IPS-Inter Press Service Deutschland gGmbH
IPS-Tagesdienst vom 9. März 2011

Landwirtschaft:
Ernährungssicherheit durch ökologischen Landbau - Wandel gefordert

Von Stephen Leahy


Uxbridge, 9. März (IPS) - Im Interesse der globalen Ernährungssicherheit und der Verringerung der klimaschädlichen Treibhausgase fordert ein neuer UN-Bericht den kompromisslosen Umstieg auf den ökologischen Anbau. Eine grüne Landwirtschaft sei in der Lage, die Nahrungsmittelproduktion in den Weltregionen innerhalb eines Zeitraums von zehn Jahren zu verdoppeln oder gar zu verdreifachen und zur deutlichen Reduktion die CO2-Emissionen beizutragen.

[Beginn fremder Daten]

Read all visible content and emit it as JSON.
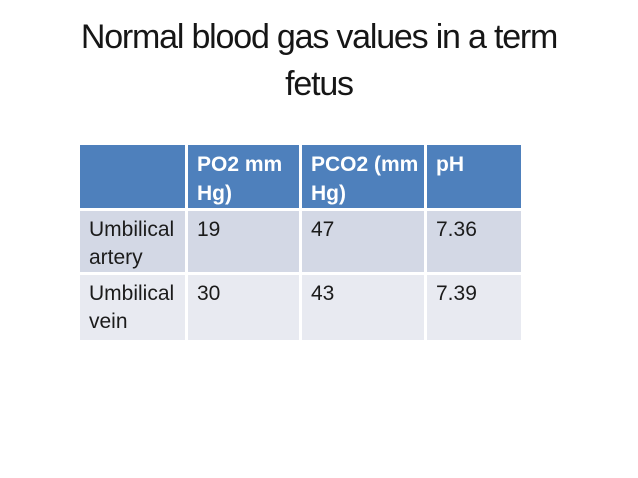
{
  "title": {
    "line1": "Normal blood gas values in a term",
    "line2": "fetus"
  },
  "table": {
    "headers": [
      "",
      "PO2 mm Hg)",
      "PCO2 (mm Hg)",
      "pH"
    ],
    "rows": [
      {
        "label": "Umbilical artery",
        "po2": "19",
        "pco2": "47",
        "ph": "7.36"
      },
      {
        "label": "Umbilical vein",
        "po2": "30",
        "pco2": "43",
        "ph": "7.39"
      }
    ]
  },
  "chart_data": {
    "type": "table",
    "title": "Normal blood gas values in a term fetus",
    "columns": [
      "",
      "PO2 mm Hg)",
      "PCO2 (mm Hg)",
      "pH"
    ],
    "rows": [
      [
        "Umbilical artery",
        19,
        47,
        7.36
      ],
      [
        "Umbilical vein",
        30,
        43,
        7.39
      ]
    ]
  },
  "colors": {
    "header_bg": "#4E80BC",
    "row_odd_bg": "#D3D8E5",
    "row_even_bg": "#E8EAF1",
    "header_text": "#FFFFFF",
    "body_text": "#1B1B1B",
    "title_text": "#161616",
    "grid_lines": "#FFFFFF"
  }
}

Ohne eine landwirtschaftliche Kehrtwende lasse sich der weltweite Hunger nicht besiegen, sagte Olivier De Schutter, UN-Sonderberichterstatter für das Recht auf Nahrung, bei der Präsentation seines neuen Jahresberichts zum Thema Agroökologie und das Recht auf Nahrung für den UN-Menschenrechtsrat in Genf.

Anders als die industrielle Landwirtschaft halte sich die Agroökologie an die Spielregeln der Natur. Das mache sie unabhängig von Kunstdünger und anderen chemischen Inputs, erläuterte De Schutter im IPS-Gespräch. 44 Feldversuche in 20 Ländern südlich der Sahara hätten gezeigt, dass grüne Anbaumethoden die Ernten in einem Zeitraum von drei bis zehn Jahren um 214 Prozent steigern konnten. "Das übersteigt die Möglichkeiten von genmodifiziertem Saatgut bei weitem."

Andere Forschungsprojekte ließen erkennen, dass Kleinbauern in 57 Ländern, die auf den ökologischen Landbau umgestiegen sind, ihre Erträge um bis zu 80 Prozent steigern konnten. Der afrikanische Durchschnittswert liegt bei 116 Prozent. "Wissenschaftliche Untersuchungen haben den Beweis erbracht, dass grüne Anbaumethoden selbst in denjenigen Regionen, in denen der Hunger am größten ist, die Verwendung von Düngemittel überflüssig machen", unterstrich De Schutter.


Unabhängig von teuren Agrarchemikalien

Der ökologische Landbau kommt ohne die teuren Agrarchemikalien und Hybridsaaten aus. Er eignet sich besonders gut für Kleinbauern und Hirten, die die Mehrheit der eine Million Hungernden stellen. Projekte wie die von Regierungen und Gebern mit 400 Millionen Dollar geförderte 'Allianz für eine grüne Revolution in Afrika' (AGRA), die auf Düngemittel und Hybridsaatgut setzt, könnten zwar rasch Ertragssteigerungen vorweisen, seien auf lange Sicht aber nicht nachhaltig, warnte De Schutter.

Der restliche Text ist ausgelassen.